美人からこんなに贈り物されてるってのに。
アーシィ
アーシィ
まあまあ。リャンの分はわしが預かっておきますので。
猪里
猪里
あ、あと71番への差し入れは検閲に引っ掛かったからな。
チィー
チィー
え?
猪里
猪里
カミソリの刃やら異物が入ってたせいでな。
それを聞いてウパはドン引き、アーシィもやれやれと呆れを隠せない。
ウパ
ウパ
アナタどれだけ女性に恨まれてるんですか?
アーシィ
アーシィ
年々記録を更新していくのう。
ウパ
ウパ
南波ここからでたら殺されるんじゃないですか。一生ここにいたらどうです?
アーシィ
アーシィ
…身の安全の為にはそうした方が良いやもしれんなぁ。
チィー
チィー
ちょ、アーシィまで酷いっ!
アーシィ
アーシィ
自業自得じゃろうが(ぺしっ!)
チィー
チィー
痛っ
アーシィはチィーの額を軽く叩いた。

そのいつものやり取りを見ながら猪里は
猪里
猪里
まぁ71番のことは置いておくとしても20番はどうすんだ。その大量の菓子。
何気なくそう尋ねた。
アーシィ
アーシィ

勿論全て食べますが。
猪里
猪里
は?この量をか!?
アーシィ
アーシィ
当然じゃ。女子おなごが心を込めて贈ってくれたものを無下には出来ませんでの。
猪里
猪里
71番たちと食うんじゃなくてか!?
アーシィ
アーシィ
?そうじゃが……
段ボール5箱分の菓子を見ながら猪里は顔を引きつらせた。
ウパ
ウパ
凄いですよね。
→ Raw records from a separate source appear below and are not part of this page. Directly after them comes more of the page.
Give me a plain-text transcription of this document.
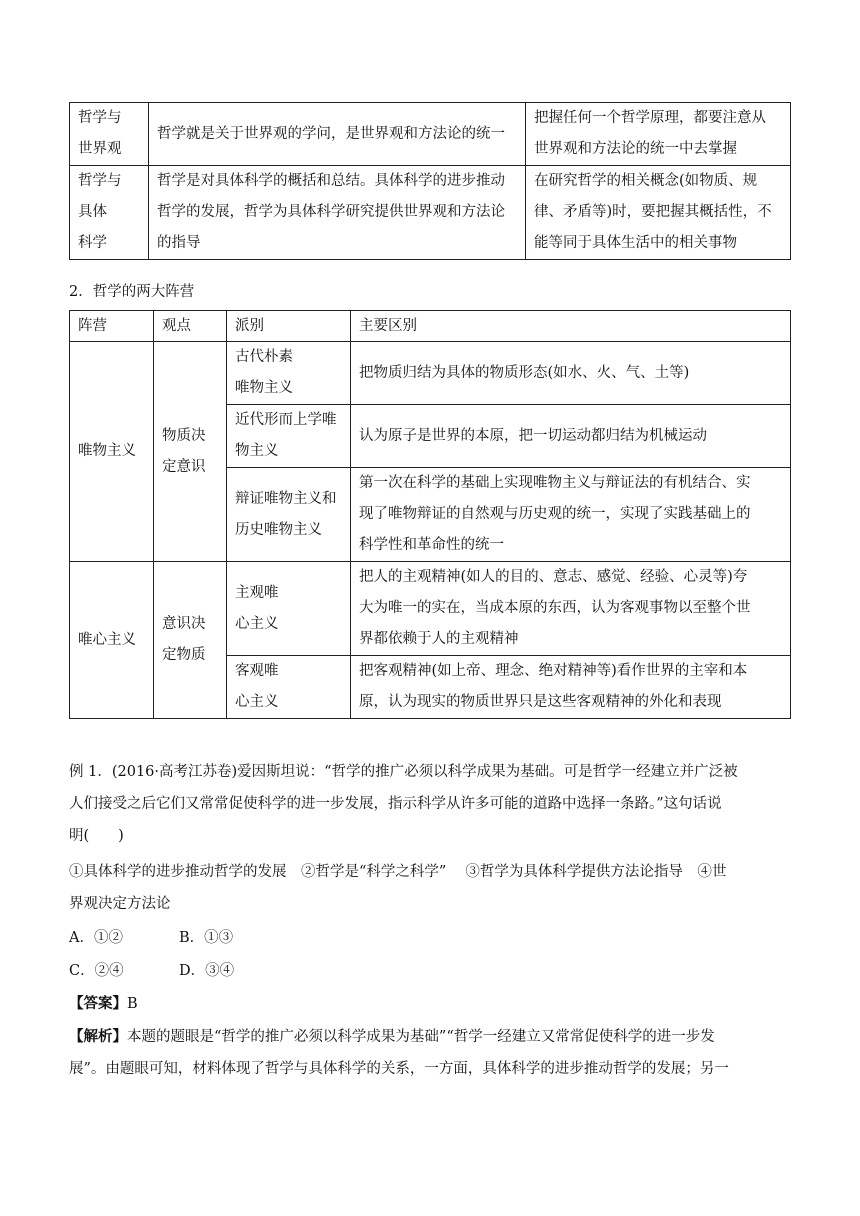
哲学与
世界观	哲学就是关于世界观的学问，是世界观和方法论的统一	把握任何一个哲学原理，都要注意从
世界观和方法论的统一中去掌握

哲学与
具体
科学	哲学是对具体科学的概括和总结。具体科学的进步推动
哲学的发展，哲学为具体科学研究提供世界观和方法论
的指导	在研究哲学的相关概念(如物质、规
律、矛盾等)时，要把握其概括性，不
能等同于具体生活中的相关事物
2．哲学的两大阵营
阵营	观点	派别	主要区别
唯物主义	物质决
定意识	古代朴素
唯物主义	把物质归结为具体的物质形态(如水、火、气、土等)

		近代形而上学唯
物主义	认为原子是世界的本原，把一切运动都归结为机械运动

		辩证唯物主义和
历史唯物主义	第一次在科学的基础上实现唯物主义与辩证法的有机结合、实
现了唯物辩证的自然观与历史观的统一，实现了实践基础上的
科学性和革命性的统一

唯心主义	意识决
定物质	主观唯
心主义	把人的主观精神(如人的目的、意志、感觉、经验、心灵等)夸
大为唯一的实在，当成本原的东西，认为客观事物以至整个世
界都依赖于人的主观精神

		客观唯
心主义	把客观精神(如上帝、理念、绝对精神等)看作世界的主宰和本
原，认为现实的物质世界只是这些客观精神的外化和表现
例 1．(2016·高考江苏卷)爱因斯坦说：“哲学的推广必须以科学成果为基础。可是哲学一经建立并广泛被
人们接受之后它们又常常促使科学的进一步发展，指示科学从许多可能的道路中选择一条路。”这句话说
明(　　)
①具体科学的进步推动哲学的发展　②哲学是“科学之科学”　 ③哲学为具体科学提供方法论指导　④世
界观决定方法论
A．①②	B．①③
C．②④	D．③④
【答案】B
【解析】本题的题眼是“哲学的推广必须以科学成果为基础”“哲学一经建立又常常促使科学的进一步发
展”。由题眼可知，材料体现了哲学与具体科学的关系，一方面，具体科学的进步推动哲学的发展；另一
これだけの量食べても身体になんの異常も起こらないなんて
チィー
チィー
いやいや。これでも少なくなった方なんだよ。組織と関わる前はもっと多かったんだから。
ウパ
ウパ
そうなんですか?
チィー
チィー
まぁ、穏やかで人当たりの良い、人気占い師だったからね。そりゃ女が放っておかないって。
チィーが肩を竦める。
チィー
チィー
で、アーシィもアーシィで色恋に疎いってか、贈り物は〝感謝の印〟みたいに思ってるから……余計に女がヒートアップしちゃってさ……。
猪里
猪里
あー……典型的な『罪作りな男』ってやつだな。
ウパ
ウパ
何か…話だけ聞いていればアーシィの方が女性の恨みを買いそうですが…。
その場の全員がアーシィに視線を向ける。

が。
アーシィ
アーシィ

おぉ、この菓子は花茶に合いそうじゃの。わしの好みを知っておってくれたとは…有難いのう。
ほわほわと花を飛ばしながら好好爺のような笑みを浮かべる29歳に
『あれじゃあ毒気も抜かれるな』
と3人の心がひとつになったのだった。